Clinical Research Quantifies Loads for Osseointegrated Lower Limb Prostheses
Prosthesis acceptance is a major determinant of people’s quality of life after amputation. Along with factors such as phantom limb pain, misaligned expectations for prosthesis, psychological adjustment and functionality, prosthetic socket issues are a primary reason for prosthesis rejection. Compression and friction forces imposed by the prosthetic socket on the skin of the residual limb results in problems ranging from discomfort in the stump to blisters, superficial infections to cancerous and non-cancerous tumors 1,2. Direct skeletal attachment of the limb prosthesis offers an effective solution to overcome these problems. The OPRA™ Implant System by Integrum AB was the first clinically viable osseointegration system in 1990, pioneering the field of bone-anchored prosthesis for amputation rehabilitation.
Researchers from the Sahlgrenska Academy of Clinical Sciences at the University of Gothenburg, Chalmers University of Technology, and Integrum AB recently published a study on the load exposure of the bone-anchored implant system during free and aided ambulation with the OPRA™ Implant System3. The study published in the IEEE Transactions on Medical Robotics and Bionics reports on 20 recipients of the OPRA™ Implant System, between the ages of 26 and 73, who performed level walking, ascending and descending slopes and stairs, while loads at the implant-prosthesis interface were measured. In addition, the study quantified how much the loads were reduced by walking with the support of an aid such as a walking stick or a crutch. This study provides quantitative information that can aid in personalized rehabilitation programs, walking strategies, and recommendations on the extent of walking aid usage.

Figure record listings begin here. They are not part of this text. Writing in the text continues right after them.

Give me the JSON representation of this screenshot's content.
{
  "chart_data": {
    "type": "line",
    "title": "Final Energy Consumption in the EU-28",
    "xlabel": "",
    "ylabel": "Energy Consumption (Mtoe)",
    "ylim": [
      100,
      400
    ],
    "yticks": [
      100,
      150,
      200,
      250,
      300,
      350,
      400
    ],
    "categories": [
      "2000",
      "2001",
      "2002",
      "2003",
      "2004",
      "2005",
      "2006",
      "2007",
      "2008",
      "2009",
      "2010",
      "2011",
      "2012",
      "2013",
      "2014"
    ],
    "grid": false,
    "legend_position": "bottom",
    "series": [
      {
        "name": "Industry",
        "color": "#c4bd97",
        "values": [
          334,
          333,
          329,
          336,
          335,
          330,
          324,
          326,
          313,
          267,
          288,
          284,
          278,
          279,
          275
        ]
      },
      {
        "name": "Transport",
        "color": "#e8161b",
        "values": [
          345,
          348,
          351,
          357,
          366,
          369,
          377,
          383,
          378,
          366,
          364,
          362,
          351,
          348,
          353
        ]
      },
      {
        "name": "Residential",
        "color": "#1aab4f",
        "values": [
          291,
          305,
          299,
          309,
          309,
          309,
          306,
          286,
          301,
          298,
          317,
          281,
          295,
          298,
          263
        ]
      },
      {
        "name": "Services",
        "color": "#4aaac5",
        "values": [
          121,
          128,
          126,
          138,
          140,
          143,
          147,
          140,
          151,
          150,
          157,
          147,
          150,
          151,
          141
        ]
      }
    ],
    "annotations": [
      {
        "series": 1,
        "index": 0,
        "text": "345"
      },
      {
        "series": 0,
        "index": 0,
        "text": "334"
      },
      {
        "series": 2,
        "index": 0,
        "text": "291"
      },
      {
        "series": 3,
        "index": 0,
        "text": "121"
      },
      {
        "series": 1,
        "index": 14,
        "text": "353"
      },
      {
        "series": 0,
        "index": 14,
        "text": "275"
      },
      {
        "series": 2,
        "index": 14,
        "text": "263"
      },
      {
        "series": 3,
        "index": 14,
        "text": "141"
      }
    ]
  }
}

With proven improvements in the quality of life4,5 and increasing clinical acceptance of osseointegration as a solution to prosthetic socket problems, there is a need to expand the technical knowledge in the field of Osseointegration of Limb Prosthetics. As the pioneer in this field, Integrum AB supports and celebrates the value of this research to the Osseointegration community.
REFERENCES
[1]Hagberg K, Brånemark R. Consequences of non-vascular trans-femoral amputation: a survey of quality of life, prosthetic use and problems. Prosthet Orthot Int. 2001;25(3):186-194. doi:10.1080/03093640108726601
[2] Levy, S. W. Skin problems of the leg amputee. Prosthet Orthot Int. 1980;4(1), 37–44. https://doi.org/10.3109/03093648009103113
[3] A. Thesleff, E. Häggström, R. Tranberg, R. Zügner, A. Palmquist and M. Ortiz-Catalan, „Loads at the implant-prosthesis interface during free and aided ambulation in osseointegrated transfemoral prostheses. IEEE Transactions on Medical Robotics and Bionics. 2020 doi: 10.1109/TMRB.2020.3002259.

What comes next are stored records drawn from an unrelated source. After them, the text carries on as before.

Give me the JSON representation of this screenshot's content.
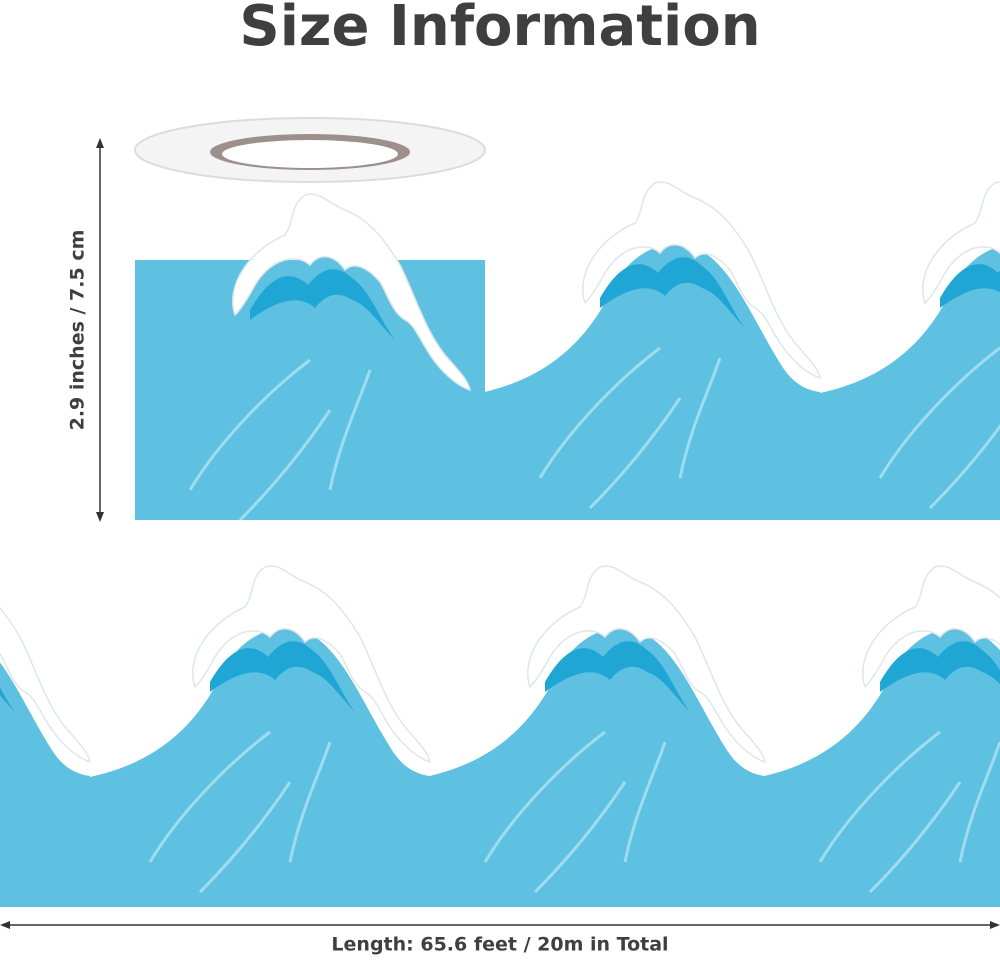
{
  "title": "Size Information",
  "height_label": "2.9 inches / 7.5 cm",
  "length_label": "Length:  65.6 feet / 20m in Total"
}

[4] Hagberg K, Häggström E, Uden M, Brånemark R. Socket versus bone-anchored trans-femoral prostheses: hip range of motion and sitting comfort. Prosthet Orthot Int. 2005;29(2):153-163. doi:10.1080/03093640500238014
[5] Häggström, E., Hagberg, K., Rydevik, B., & Brånemark, R. (2013). Vibrotactile evaluation: Osseointegrated versus socket-suspended transfemoral prostheses. J Rehabil Res Dev, 50(10), 1423–34.